O estabelecimento dos limites restou delegado ao Ministério da Fazenda, que publicou a Portaria Normativa MF nº 14, de 5/1/2024 (DOU da mesma data). O diploma fixou limites que variam de acordo com o valor do crédito atualizado na data da primeira declaração de compensação. Ao total, são seis faixas, que vão desde a compensação no prazo mínimo de 12 meses (créditos até R$ 99.999.999) até 60 meses (créditos superiores a R$ 500 milhões).

O motivo principal da medida foi restringir quantitativamente a compensação de créditos decorrentes de decisões judiciais que afastaram o ICMS das bases de cálculo do PIS/Cofins, conforme se observa da Exposição de Motivos nº 00175/2020 MF que antecedeu à edição da MP nº 1.202  e de declarações do ministro da Fazenda à imprensa.

É cediço que a compensação tributária depende de previsão em lei (artigo 170 do CTN) e, em razão disso, pode sofrer limitações. Até porque “se o contribuinte tiver interesse em efetuar a compensação conforme autorização legal, o fará; caso contrário, pode optar pela repetição de indébito” Basta recordar que, até o advento da Lei n. 8.383/91, a compensação tributária não era prevista no ordenamento, salvo previsões esparsas contemplando situações específicas.

Ocorre que a MP nº 1.202 delegou ao Executivo a tarefa de estabelecer os limites a serem aplicados, em violação ao princípio da reserva legal, aplicável em matéria de compensação. Além disso, restringiu o direito à compensação, permitindo que apenas titulares de decisões judiciais possam dele se utilizar, o que não se mostra isonômico nem razoável.
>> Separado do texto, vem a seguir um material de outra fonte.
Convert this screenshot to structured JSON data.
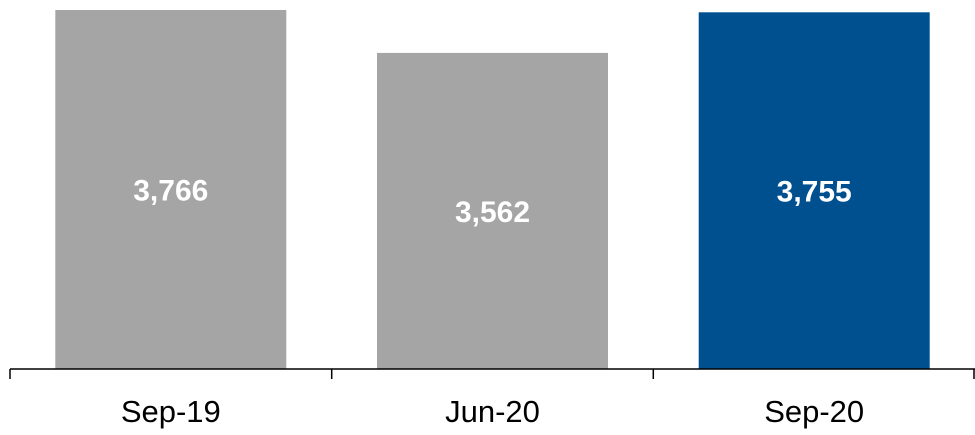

A par disso, a limitação em questão jamais poderia alcançar créditos cujo direito à compensação decorre de decisões judiciais transitadas em julgado antes da publicação da Medida Provisória, por força da proteção conferida pelo artigo 5º, XXXVI, da Constituição e no artigo 6º da Lindb (DL nº 4.657/42), no sentido de impedir que alterações posteriores na legislação venham a restringir direito já reconhecido em definitivo e cujo exercício foi ou poderia ter sido iniciado.

A jurisprudência sinaliza nesse sentido, ao tratar de questões análogas.
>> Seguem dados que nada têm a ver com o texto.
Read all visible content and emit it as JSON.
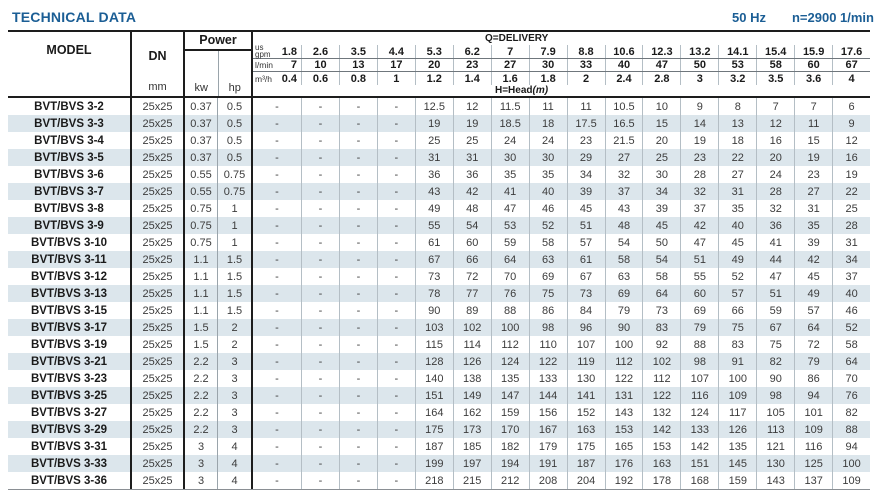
{
  "page": {
    "title": "TECHNICAL DATA",
    "frequency": "50 Hz",
    "speed": "n=2900 1/min"
  },
  "colors": {
    "accent_blue": "#1b5e95",
    "row_stripe": "#dce6ec"
  },
  "table": {
    "headers": {
      "model": "MODEL",
      "dn": "DN",
      "dn_unit": "mm",
      "power": "Power",
      "power_kw": "kw",
      "power_hp": "hp",
      "delivery_label": "Q=DELIVERY",
      "head_label": "H=Head",
      "head_unit": "(m)",
      "gpm_label_top": "us",
      "gpm_label": "gpm",
      "lmin_label": "l/min",
      "m3h_label": "m³/h"
    },
    "delivery": {
      "us_gpm": [
        "1.8",
        "2.6",
        "3.5",
        "4.4",
        "5.3",
        "6.2",
        "7",
        "7.9",
        "8.8",
        "10.6",
        "12.3",
        "13.2",
        "14.1",
        "15.4",
        "15.9",
        "17.6"
      ],
      "l_min": [
        "7",
        "10",
        "13",
        "17",
        "20",
        "23",
        "27",
        "30",
        "33",
        "40",
        "47",
        "50",
        "53",
        "58",
        "60",
        "67"
      ],
      "m3_h": [
        "0.4",
        "0.6",
        "0.8",
        "1",
        "1.2",
        "1.4",
        "1.6",
        "1.8",
        "2",
        "2.4",
        "2.8",
        "3",
        "3.2",
        "3.5",
        "3.6",
        "4"
      ]
    },
    "rows": [
      {
        "model": "BVT/BVS 3-2",
        "dn": "25x25",
        "kw": "0.37",
        "hp": "0.5",
        "head": [
          "-",
          "-",
          "-",
          "-",
          "12.5",
          "12",
          "11.5",
          "11",
          "11",
          "10.5",
          "10",
          "9",
          "8",
          "7",
          "7",
          "6"
        ]
      },
      {
        "model": "BVT/BVS 3-3",
        "dn": "25x25",
        "kw": "0.37",
        "hp": "0.5",
        "head": [
          "-",
          "-",
          "-",
          "-",
          "19",
          "19",
          "18.5",
          "18",
          "17.5",
          "16.5",
          "15",
          "14",
          "13",
          "12",
          "11",
          "9"
        ]
      },
      {
        "model": "BVT/BVS 3-4",
        "dn": "25x25",
        "kw": "0.37",
        "hp": "0.5",
        "head": [
          "-",
          "-",
          "-",
          "-",
          "25",
          "25",
          "24",
          "24",
          "23",
          "21.5",
          "20",
          "19",
          "18",
          "16",
          "15",
          "12"
        ]
      },
      {
        "model": "BVT/BVS 3-5",
        "dn": "25x25",
        "kw": "0.37",
        "hp": "0.5",
        "head": [
          "-",
          "-",
          "-",
          "-",
          "31",
          "31",
          "30",
          "30",
          "29",
          "27",
          "25",
          "23",
          "22",
          "20",
          "19",
          "16"
        ]
      },
      {
        "model": "BVT/BVS 3-6",
        "dn": "25x25",
        "kw": "0.55",
        "hp": "0.75",
        "head": [
          "-",
          "-",
          "-",
          "-",
          "36",
          "36",
          "35",
          "35",
          "34",
          "32",
          "30",
          "28",
          "27",
          "24",
          "23",
          "19"
        ]
      },
      {
        "model": "BVT/BVS 3-7",
        "dn": "25x25",
        "kw": "0.55",
        "hp": "0.75",
        "head": [
          "-",
          "-",
          "-",
          "-",
          "43",
          "42",
          "41",
          "40",
          "39",
          "37",
          "34",
          "32",
          "31",
          "28",
          "27",
          "22"
        ]
      },
      {
        "model": "BVT/BVS 3-8",
        "dn": "25x25",
        "kw": "0.75",
        "hp": "1",
        "head": [
          "-",
          "-",
          "-",
          "-",
          "49",
          "48",
          "47",
          "46",
          "45",
          "43",
          "39",
          "37",
          "35",
          "32",
          "31",
          "25"
        ]
      },
      {
        "model": "BVT/BVS 3-9",
        "dn": "25x25",
        "kw": "0.75",
        "hp": "1",
        "head": [
          "-",
          "-",
          "-",
          "-",
          "55",
          "54",
          "53",
          "52",
          "51",
          "48",
          "45",
          "42",
          "40",
          "36",
          "35",
          "28"
        ]
      },
      {
        "model": "BVT/BVS 3-10",
        "dn": "25x25",
        "kw": "0.75",
        "hp": "1",
        "head": [
          "-",
          "-",
          "-",
          "-",
          "61",
          "60",
          "59",
          "58",
          "57",
          "54",
          "50",
          "47",
          "45",
          "41",
          "39",
          "31"
        ]
      },
      {
        "model": "BVT/BVS 3-11",
        "dn": "25x25",
        "kw": "1.1",
        "hp": "1.5",
        "head": [
          "-",
          "-",
          "-",
          "-",
          "67",
          "66",
          "64",
          "63",
          "61",
          "58",
          "54",
          "51",
          "49",
          "44",
          "42",
          "34"
        ]
      },
      {
        "model": "BVT/BVS 3-12",
        "dn": "25x25",
        "kw": "1.1",
        "hp": "1.5",
        "head": [
          "-",
          "-",
          "-",
          "-",
          "73",
          "72",
          "70",
          "69",
          "67",
          "63",
          "58",
          "55",
          "52",
          "47",
          "45",
          "37"
        ]
      },
      {
        "model": "BVT/BVS 3-13",
        "dn": "25x25",
        "kw": "1.1",
        "hp": "1.5",
        "head": [
          "-",
          "-",
          "-",
          "-",
          "78",
          "77",
          "76",
          "75",
          "73",
          "69",
          "64",
          "60",
          "57",
          "51",
          "49",
          "40"
        ]
      },
      {
        "model": "BVT/BVS 3-15",
        "dn": "25x25",
        "kw": "1.1",
        "hp": "1.5",
        "head": [
          "-",
          "-",
          "-",
          "-",
          "90",
          "89",
          "88",
          "86",
          "84",
          "79",
          "73",
          "69",
          "66",
          "59",
          "57",
          "46"
        ]
      },
      {
        "model": "BVT/BVS 3-17",
        "dn": "25x25",
        "kw": "1.5",
        "hp": "2",
        "head": [
          "-",
          "-",
          "-",
          "-",
          "103",
          "102",
          "100",
          "98",
          "96",
          "90",
          "83",
          "79",
          "75",
          "67",
          "64",
          "52"
        ]
      },
      {
        "model": "BVT/BVS 3-19",
        "dn": "25x25",
        "kw": "1.5",
        "hp": "2",
        "head": [
          "-",
          "-",
          "-",
          "-",
          "115",
          "114",
          "112",
          "110",
          "107",
          "100",
          "92",
          "88",
          "83",
          "75",
          "72",
          "58"
        ]
      },
      {
        "model": "BVT/BVS 3-21",
        "dn": "25x25",
        "kw": "2.2",
        "hp": "3",
        "head": [
          "-",
          "-",
          "-",
          "-",
          "128",
          "126",
          "124",
          "122",
          "119",
          "112",
          "102",
          "98",
          "91",
          "82",
          "79",
          "64"
        ]
      },
      {
        "model": "BVT/BVS 3-23",
        "dn": "25x25",
        "kw": "2.2",
        "hp": "3",
        "head": [
          "-",
          "-",
          "-",
          "-",
          "140",
          "138",
          "135",
          "133",
          "130",
          "122",
          "112",
          "107",
          "100",
          "90",
          "86",
          "70"
        ]
      },
      {
        "model": "BVT/BVS 3-25",
        "dn": "25x25",
        "kw": "2.2",
        "hp": "3",
        "head": [
          "-",
          "-",
          "-",
          "-",
          "151",
          "149",
          "147",
          "144",
          "141",
          "131",
          "122",
          "116",
          "109",
          "98",
          "94",
          "76"
        ]
      },
      {
        "model": "BVT/BVS 3-27",
        "dn": "25x25",
        "kw": "2.2",
        "hp": "3",
        "head": [
          "-",
          "-",
          "-",
          "-",
          "164",
          "162",
          "159",
          "156",
          "152",
          "143",
          "132",
          "124",
          "117",
          "105",
          "101",
          "82"
        ]
      },
      {
        "model": "BVT/BVS 3-29",
        "dn": "25x25",
        "kw": "2.2",
        "hp": "3",
        "head": [
          "-",
          "-",
          "-",
          "-",
          "175",
          "173",
          "170",
          "167",
          "163",
          "153",
          "142",
          "133",
          "126",
          "113",
          "109",
          "88"
        ]
      },
      {
        "model": "BVT/BVS 3-31",
        "dn": "25x25",
        "kw": "3",
        "hp": "4",
        "head": [
          "-",
          "-",
          "-",
          "-",
          "187",
          "185",
          "182",
          "179",
          "175",
          "165",
          "153",
          "142",
          "135",
          "121",
          "116",
          "94"
        ]
      },
      {
        "model": "BVT/BVS 3-33",
        "dn": "25x25",
        "kw": "3",
        "hp": "4",
        "head": [
          "-",
          "-",
          "-",
          "-",
          "199",
          "197",
          "194",
          "191",
          "187",
          "176",
          "163",
          "151",
          "145",
          "130",
          "125",
          "100"
        ]
      },
      {
        "model": "BVT/BVS 3-36",
        "dn": "25x25",
        "kw": "3",
        "hp": "4",
        "head": [
          "-",
          "-",
          "-",
          "-",
          "218",
          "215",
          "212",
          "208",
          "204",
          "192",
          "178",
          "168",
          "159",
          "143",
          "137",
          "109"
        ]
      }
    ]
  }
}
O STF, ao tratar do efeito temporal da LC nº 118/05, que pretendeu interpretar o artigo 168, I, do CTN, no sentido de que o prazo de 5 anos seria contado a partir do pagamento indevido, em oposição à tese do “5 + 5” então consagrada na jurisprudência, além de afastar a sua aplicação às ações ajuizadas antes de sua vigência — por reconhecer que, a pretenso do suposto efeito meramente interpretativo, “em verdade, inova no mundo jurídico e deve ser considerada como lei nova” — foi além e acrescentou que, mesmo “que se pudesse considerar legítima sua aplicação retroativa com fundamento direto no artigo 106, I, do CTN, ainda assim a LC 118/05 teria de observar o artigo 5º, XXXVI, da CF, não podendo atingir o ato jurídico perfeito, o direito adquirido e a coisa julgada”.
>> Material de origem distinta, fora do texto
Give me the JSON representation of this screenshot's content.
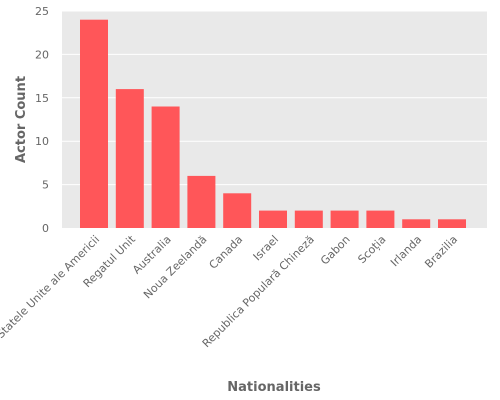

O mesmo foi decidido no âmbito do STJ ao tratar de outra limitação — daquela instituída pelo artigo 170-A do CTN, que proibiu a compensação de créditos discutidos judicialmente antes do trânsito em julgado, em relação à qual prevaleceu o entendimento de que “somente se aplica a créditos objeto de ação judicial proposta após sua entrada em vigor, não das anteriores”. 

Na linha de tais julgados, as limitações à compensação (ou à restituição em geral, no caso do prazo prescricional) não podem atingir sequer ações ajuizadas antes de sua vigência. Logo, não podem refletir nos casos em que o contribuinte possui decisão judicial transitada em julgado.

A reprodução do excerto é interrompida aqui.